Seçimden önce de çok tartışılmıştı. Seçimden sonra yaşanan itiraz-yeniden sayım rezaletlerinde de yine gündeme geldi. “Nasıl olsa bir yolunu bulup kazandıklarını söyleyecekler veya asla gönüllü biçimde iktidarı bırakmayacaklar, sonuçları tanımayacaklar, öyleyse çaba göstermenin, adaletsizliği, hukuksuzluğu tekrar dile getirmenin, zorlamanın bir anlamı var mı?” Kesinlikle var ve hatta hiç durmadan her türlü acayipliği, adaletsizliği, zorbalığı ifşa etmek, kayda geçirmek, kabullenmemek, görünür yapmak, mücadele etmek, her şeyin bunlardan ve onlardan ibaret olmadığını göstermek gerekir. Çok basit bir mantık yürütmeyle; seçimleri adil olmayacağı gerekçesiyle boykot ederek iktidarın meşruiyetini tartışmalı hale getirme olasılığı ile iktidarın seçimleri, sandık sonuçlarını tartışmaya açma biçimiyle kendi eliyle yarattığı meşruiyet zafiyetini kıyaslamak bile farkı görmeye yeter. Bu açıdan bakıldığında, sonuçta nereye vardırılırsa vardırılsın, beş gündür yaşananlar iktidarın en önemli meşruiyet dayanaklarından birini kendi eliyle imha ettiği bir süreç. Yenilgiden bir hezimet, sandıktan rezalet çıkarmak. Her türlü adaletsizlik, haksızlık, hukuksuzluk iddiasını sandık sonuçlarını gerekçe göstererek meşru yapmaya çalışan, sandıktan çıktığı için her durumda haklı çıkacağına inanan, inandırmak isteyen iktidar, kendisine kalkan yaptığı ve tek siyaset alanı haline getirdiği seçimi de siyasetin dışına taşıyor. İçinden çıktığını iddia ettiği şeyi, başka bir şey çıktığında inkar etmek. Kazanana kadar seçim, tatmin olana kadar sayım ve seçim darbesi gibi müstesna siyasi kavramlar üretmek.

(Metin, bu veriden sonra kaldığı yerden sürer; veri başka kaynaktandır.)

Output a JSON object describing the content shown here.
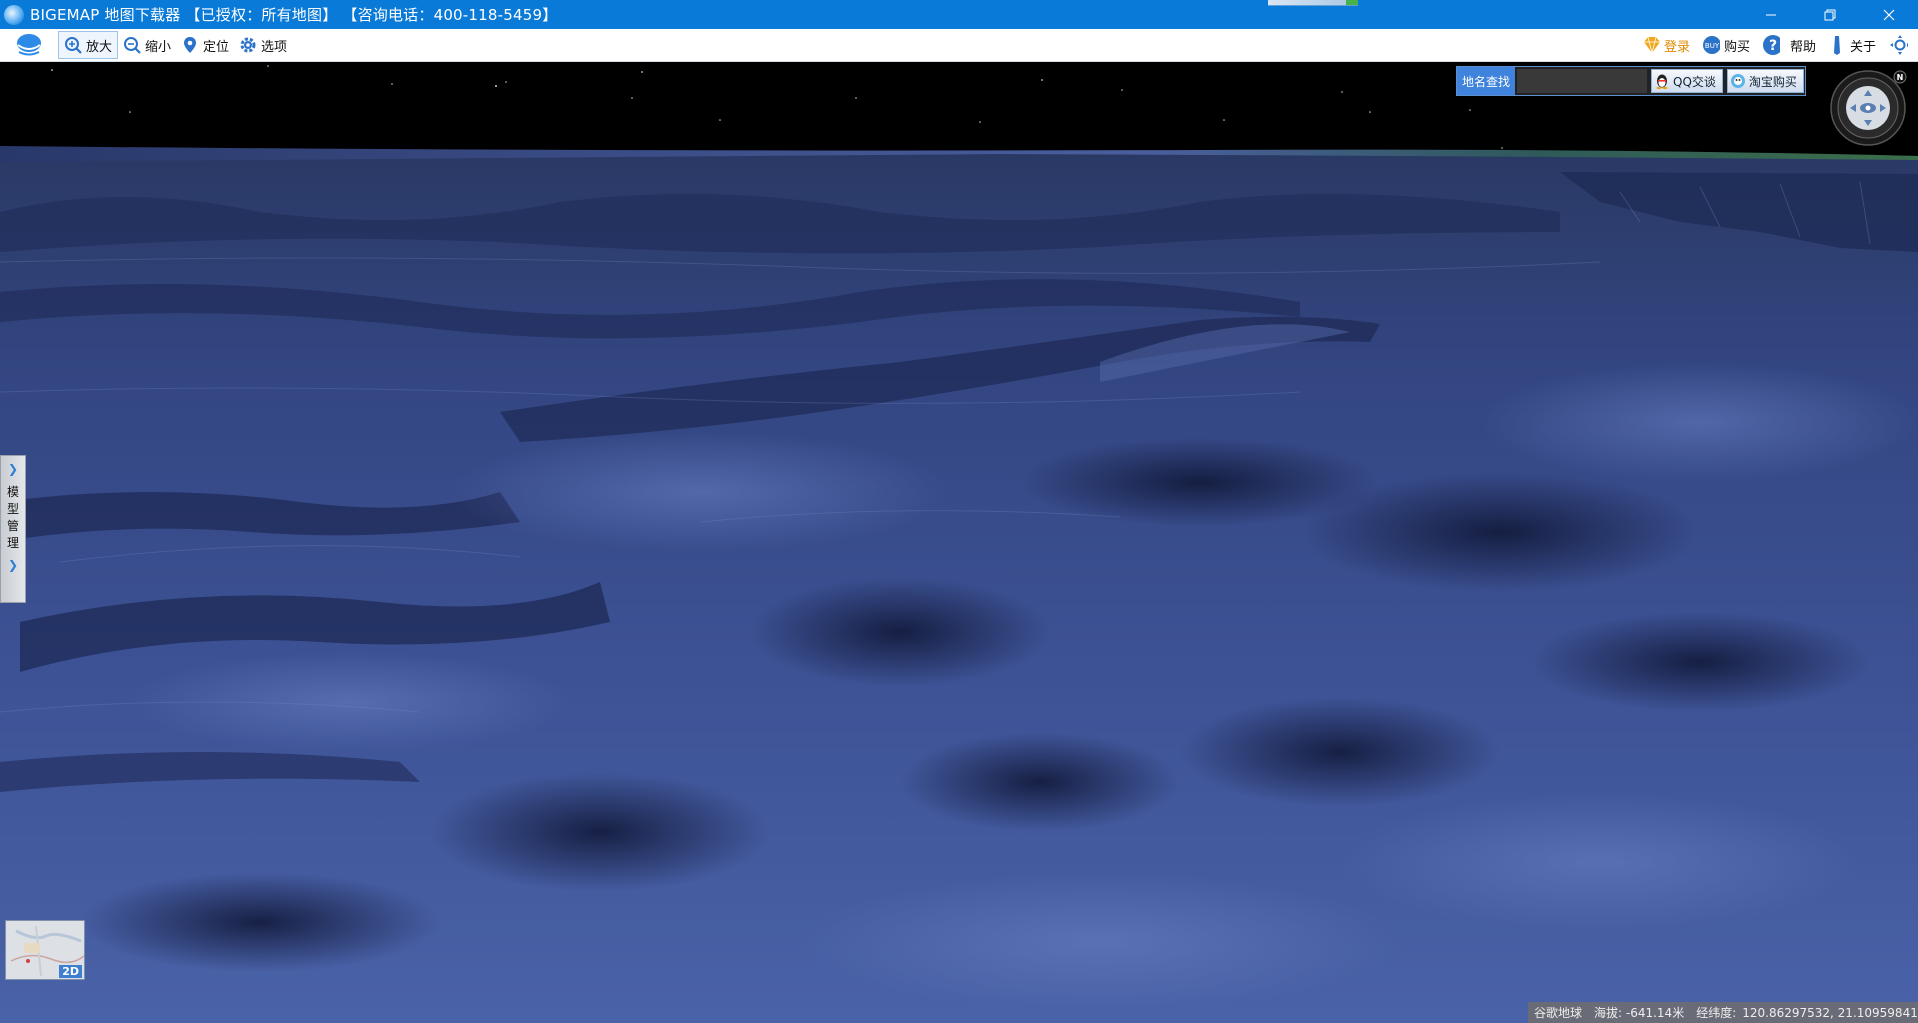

Gücün ve meşruiyetin tek kaynağı olarak işaret edilen milli irade ve siyasetin tek alanı olarak gösterilen seçim sandığının anlamı ve itibarı, iktidarın kendisi için de bir daha kullanılamaz hale gelecek ve daha önceki bütün referansları da boşa çıkartacak ölçüde ama daha önemlisi de bizzat iktidar tarafından tahrip ediliyor. Elbette daha önce kayyım atanan belediyelerde, açık hukuksuzluklarla gasp edilen seçimlerde ve hapse atılan milletvekillerinde de halkın iradesine karşı eylemler söz konusuydu. Aynı adaletsizlik, hukuksuzluk ve zorbalık kendini göstermişti. Fakat, bu sefer sürece başka bir içerik kazandıran, iktidar sözcülerinin seçimin kendisini ve sandıktan çıkan sonucu geçersiz hale getirme gayretidir. Yani daha önce sandıktan çıkana yapılan, şimdi doğrudan seçim sandığına yapılıyor. İktidar, içinden çıktığı için kendini dokunulmaz ilan ettiği sandığın üzerinde tepiniyor. Bu açıdan, sandıktan çıkana itiraz etmeden, gereğini yapmamakla fiili durum yaratılan 7 Haziran 2015’ten de farklı bir örnek oluşturuyor. Bu haliyle; sırasıyla siyasal alan, siyasal kadrolar, medya, AKP, Anayasa, hukuk düzeni, yasal kurumlar, yargı teker teker imha ve ilga edilirken, artık tabanını ve çoğunluğunu kaybetmekle yüz yüze kalan iktidar, devam edebilmek için varlığını dayandırdığı son sığınağı seçimi/sandığı da harcamayı göze almış durumda.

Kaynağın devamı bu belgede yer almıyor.